Driving Under the Influence


Breath testing is also an inaccurate method of testing blood alcohol level, which is the important issue. Alcohol level on the breath itself has no effect on a person, as it is only when alcohol enters the bloodstream, which takes it to the control centers of the brain, that a person becomes affected. The desire for an immediate and simple testing method, without the messy extraction and storage of body fluids, has clouded the collective judgment of those in law enforcement. Officer can wrap up cases quickly, and have the results when they make an arrest and write their reports, and can tailor those reports accordingly. I have seen cases wherein officers misread the results, yet the physical observations of the defendant in their reports corresponded with what they believed to be the readings.

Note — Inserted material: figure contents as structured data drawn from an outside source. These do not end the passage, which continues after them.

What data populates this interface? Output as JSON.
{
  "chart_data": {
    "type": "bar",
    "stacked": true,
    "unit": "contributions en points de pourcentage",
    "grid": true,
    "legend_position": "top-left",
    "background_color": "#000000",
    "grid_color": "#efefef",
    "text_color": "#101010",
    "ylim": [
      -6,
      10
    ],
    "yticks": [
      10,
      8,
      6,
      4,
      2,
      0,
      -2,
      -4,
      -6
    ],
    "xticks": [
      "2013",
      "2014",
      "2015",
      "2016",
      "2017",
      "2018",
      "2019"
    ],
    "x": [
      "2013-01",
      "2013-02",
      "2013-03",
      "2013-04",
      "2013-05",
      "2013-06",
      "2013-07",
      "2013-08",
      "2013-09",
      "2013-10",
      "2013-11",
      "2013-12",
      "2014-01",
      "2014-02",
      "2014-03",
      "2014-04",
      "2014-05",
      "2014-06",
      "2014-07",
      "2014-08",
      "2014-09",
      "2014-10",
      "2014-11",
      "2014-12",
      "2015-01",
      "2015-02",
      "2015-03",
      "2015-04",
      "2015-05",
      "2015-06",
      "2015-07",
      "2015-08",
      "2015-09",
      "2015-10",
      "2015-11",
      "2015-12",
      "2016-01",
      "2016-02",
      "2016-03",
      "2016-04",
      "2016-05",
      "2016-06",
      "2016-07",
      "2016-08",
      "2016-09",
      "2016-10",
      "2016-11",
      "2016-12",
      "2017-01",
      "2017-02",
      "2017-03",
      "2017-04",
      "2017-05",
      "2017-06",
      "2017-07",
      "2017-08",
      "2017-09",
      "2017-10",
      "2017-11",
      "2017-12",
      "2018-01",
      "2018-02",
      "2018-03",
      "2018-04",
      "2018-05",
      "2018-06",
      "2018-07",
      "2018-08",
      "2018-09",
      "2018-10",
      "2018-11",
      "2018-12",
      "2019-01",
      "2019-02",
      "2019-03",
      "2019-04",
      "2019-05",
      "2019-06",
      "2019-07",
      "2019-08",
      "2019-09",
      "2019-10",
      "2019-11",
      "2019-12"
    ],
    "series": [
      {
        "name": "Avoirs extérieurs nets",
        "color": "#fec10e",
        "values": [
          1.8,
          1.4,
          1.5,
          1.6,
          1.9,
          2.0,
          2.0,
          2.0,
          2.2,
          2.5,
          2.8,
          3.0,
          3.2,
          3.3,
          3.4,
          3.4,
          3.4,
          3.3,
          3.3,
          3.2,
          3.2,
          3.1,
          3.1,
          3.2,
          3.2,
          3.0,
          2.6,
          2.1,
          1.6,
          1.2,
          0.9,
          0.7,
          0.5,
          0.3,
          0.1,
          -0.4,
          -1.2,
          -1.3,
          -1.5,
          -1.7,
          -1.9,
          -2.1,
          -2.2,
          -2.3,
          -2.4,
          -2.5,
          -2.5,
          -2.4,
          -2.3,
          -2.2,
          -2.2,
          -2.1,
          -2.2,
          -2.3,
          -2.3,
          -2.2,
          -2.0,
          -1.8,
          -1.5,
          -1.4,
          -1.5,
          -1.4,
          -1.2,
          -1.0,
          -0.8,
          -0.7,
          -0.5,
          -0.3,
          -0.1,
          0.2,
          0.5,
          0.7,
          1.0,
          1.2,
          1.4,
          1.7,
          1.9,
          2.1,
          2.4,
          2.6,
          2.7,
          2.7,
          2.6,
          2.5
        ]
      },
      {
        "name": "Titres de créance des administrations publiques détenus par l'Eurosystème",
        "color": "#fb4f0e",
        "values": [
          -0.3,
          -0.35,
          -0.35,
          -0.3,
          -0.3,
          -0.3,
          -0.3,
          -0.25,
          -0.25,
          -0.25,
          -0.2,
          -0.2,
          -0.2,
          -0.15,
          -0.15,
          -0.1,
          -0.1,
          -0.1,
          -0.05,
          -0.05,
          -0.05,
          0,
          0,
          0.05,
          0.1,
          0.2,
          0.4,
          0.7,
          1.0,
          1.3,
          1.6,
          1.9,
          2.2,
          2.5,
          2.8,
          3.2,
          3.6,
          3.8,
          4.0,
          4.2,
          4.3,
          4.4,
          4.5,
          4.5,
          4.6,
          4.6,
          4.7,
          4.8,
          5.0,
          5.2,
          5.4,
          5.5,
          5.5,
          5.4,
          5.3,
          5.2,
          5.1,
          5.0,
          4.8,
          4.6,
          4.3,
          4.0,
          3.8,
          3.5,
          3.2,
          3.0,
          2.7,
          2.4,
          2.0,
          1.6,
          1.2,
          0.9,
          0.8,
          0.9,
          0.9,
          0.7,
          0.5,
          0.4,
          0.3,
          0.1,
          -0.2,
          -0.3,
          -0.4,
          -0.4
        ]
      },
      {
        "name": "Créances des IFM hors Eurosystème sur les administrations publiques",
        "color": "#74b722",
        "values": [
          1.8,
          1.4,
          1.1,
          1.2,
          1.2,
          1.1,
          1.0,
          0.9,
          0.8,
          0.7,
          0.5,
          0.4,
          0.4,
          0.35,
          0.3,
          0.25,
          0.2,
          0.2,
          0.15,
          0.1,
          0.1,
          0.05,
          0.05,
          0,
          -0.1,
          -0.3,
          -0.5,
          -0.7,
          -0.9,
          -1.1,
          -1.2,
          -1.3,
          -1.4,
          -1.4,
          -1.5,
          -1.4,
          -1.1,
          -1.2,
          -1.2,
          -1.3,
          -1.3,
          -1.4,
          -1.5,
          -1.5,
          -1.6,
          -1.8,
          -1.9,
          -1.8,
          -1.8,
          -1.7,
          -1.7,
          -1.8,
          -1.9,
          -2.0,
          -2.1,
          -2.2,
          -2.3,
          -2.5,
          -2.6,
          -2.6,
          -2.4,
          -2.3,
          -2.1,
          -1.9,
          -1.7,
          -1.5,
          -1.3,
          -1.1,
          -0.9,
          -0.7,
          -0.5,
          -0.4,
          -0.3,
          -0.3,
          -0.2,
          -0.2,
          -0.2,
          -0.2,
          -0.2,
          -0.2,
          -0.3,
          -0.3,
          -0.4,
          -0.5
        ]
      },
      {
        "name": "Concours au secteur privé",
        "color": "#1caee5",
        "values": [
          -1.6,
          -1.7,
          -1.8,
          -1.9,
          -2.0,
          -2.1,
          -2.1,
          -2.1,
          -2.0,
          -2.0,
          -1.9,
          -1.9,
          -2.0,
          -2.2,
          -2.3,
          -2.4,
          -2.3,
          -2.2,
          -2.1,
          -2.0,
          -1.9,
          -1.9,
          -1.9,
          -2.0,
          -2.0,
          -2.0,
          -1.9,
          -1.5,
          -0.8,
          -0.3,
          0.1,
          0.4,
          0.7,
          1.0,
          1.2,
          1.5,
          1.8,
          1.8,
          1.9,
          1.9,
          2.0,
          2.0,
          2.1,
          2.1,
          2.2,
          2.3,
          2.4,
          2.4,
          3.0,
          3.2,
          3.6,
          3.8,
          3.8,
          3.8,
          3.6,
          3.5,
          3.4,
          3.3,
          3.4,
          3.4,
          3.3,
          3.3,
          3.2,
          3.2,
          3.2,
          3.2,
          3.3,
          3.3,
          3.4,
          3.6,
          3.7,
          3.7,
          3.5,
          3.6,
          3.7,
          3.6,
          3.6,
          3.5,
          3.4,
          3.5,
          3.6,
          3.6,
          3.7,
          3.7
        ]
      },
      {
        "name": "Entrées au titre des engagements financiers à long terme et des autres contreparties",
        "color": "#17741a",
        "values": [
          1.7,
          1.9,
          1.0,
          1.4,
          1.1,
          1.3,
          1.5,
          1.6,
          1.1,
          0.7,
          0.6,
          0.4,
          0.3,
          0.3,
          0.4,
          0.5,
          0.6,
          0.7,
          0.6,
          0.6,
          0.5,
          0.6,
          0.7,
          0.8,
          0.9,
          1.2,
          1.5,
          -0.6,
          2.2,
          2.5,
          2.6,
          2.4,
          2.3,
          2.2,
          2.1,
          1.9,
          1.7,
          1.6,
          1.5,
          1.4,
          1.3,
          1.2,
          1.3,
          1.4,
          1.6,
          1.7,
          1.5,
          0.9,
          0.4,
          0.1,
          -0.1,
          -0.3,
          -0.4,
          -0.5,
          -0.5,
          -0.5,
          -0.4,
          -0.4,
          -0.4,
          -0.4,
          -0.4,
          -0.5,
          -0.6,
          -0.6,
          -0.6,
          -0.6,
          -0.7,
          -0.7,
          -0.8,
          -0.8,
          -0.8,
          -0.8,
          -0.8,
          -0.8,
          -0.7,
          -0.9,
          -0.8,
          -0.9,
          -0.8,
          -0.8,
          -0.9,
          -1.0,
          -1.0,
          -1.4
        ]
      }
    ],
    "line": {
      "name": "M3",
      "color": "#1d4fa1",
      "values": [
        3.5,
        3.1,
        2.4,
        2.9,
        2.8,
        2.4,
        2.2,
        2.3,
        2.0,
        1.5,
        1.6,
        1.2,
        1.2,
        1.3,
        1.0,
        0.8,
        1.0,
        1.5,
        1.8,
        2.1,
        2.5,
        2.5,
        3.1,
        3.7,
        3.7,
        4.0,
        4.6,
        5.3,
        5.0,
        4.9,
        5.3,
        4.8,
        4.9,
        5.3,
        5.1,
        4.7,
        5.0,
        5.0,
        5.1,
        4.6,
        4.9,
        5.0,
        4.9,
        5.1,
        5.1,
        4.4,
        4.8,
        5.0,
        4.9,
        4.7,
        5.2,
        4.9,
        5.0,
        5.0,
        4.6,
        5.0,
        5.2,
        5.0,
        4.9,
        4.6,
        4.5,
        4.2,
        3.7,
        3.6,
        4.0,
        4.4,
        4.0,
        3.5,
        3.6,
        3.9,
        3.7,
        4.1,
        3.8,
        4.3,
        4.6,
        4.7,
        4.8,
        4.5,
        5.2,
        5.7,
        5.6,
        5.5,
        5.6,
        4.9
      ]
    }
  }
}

A number of companies now market breath-testing devices to law enforcement, and greatly exaggerate the reliability of those devices. Some companies even claim that their devices can eliminate the possibility of false positives due to incorrect sampling, or the reading of substances that mimic and appear to be alcohol, when they in fact are not. This is discussed in more detail below.

All breath-testing devices are inaccurate, even when reading within the allowed margin of error of the machine. There is an inherent allowed margin of error of ± .01, even if the machine is "reading accurately". In addition, there is a difference in the way that breath machines read different people who otherwise have the same blood alcohol level. This is based on such factors as sex, weight, and even body type.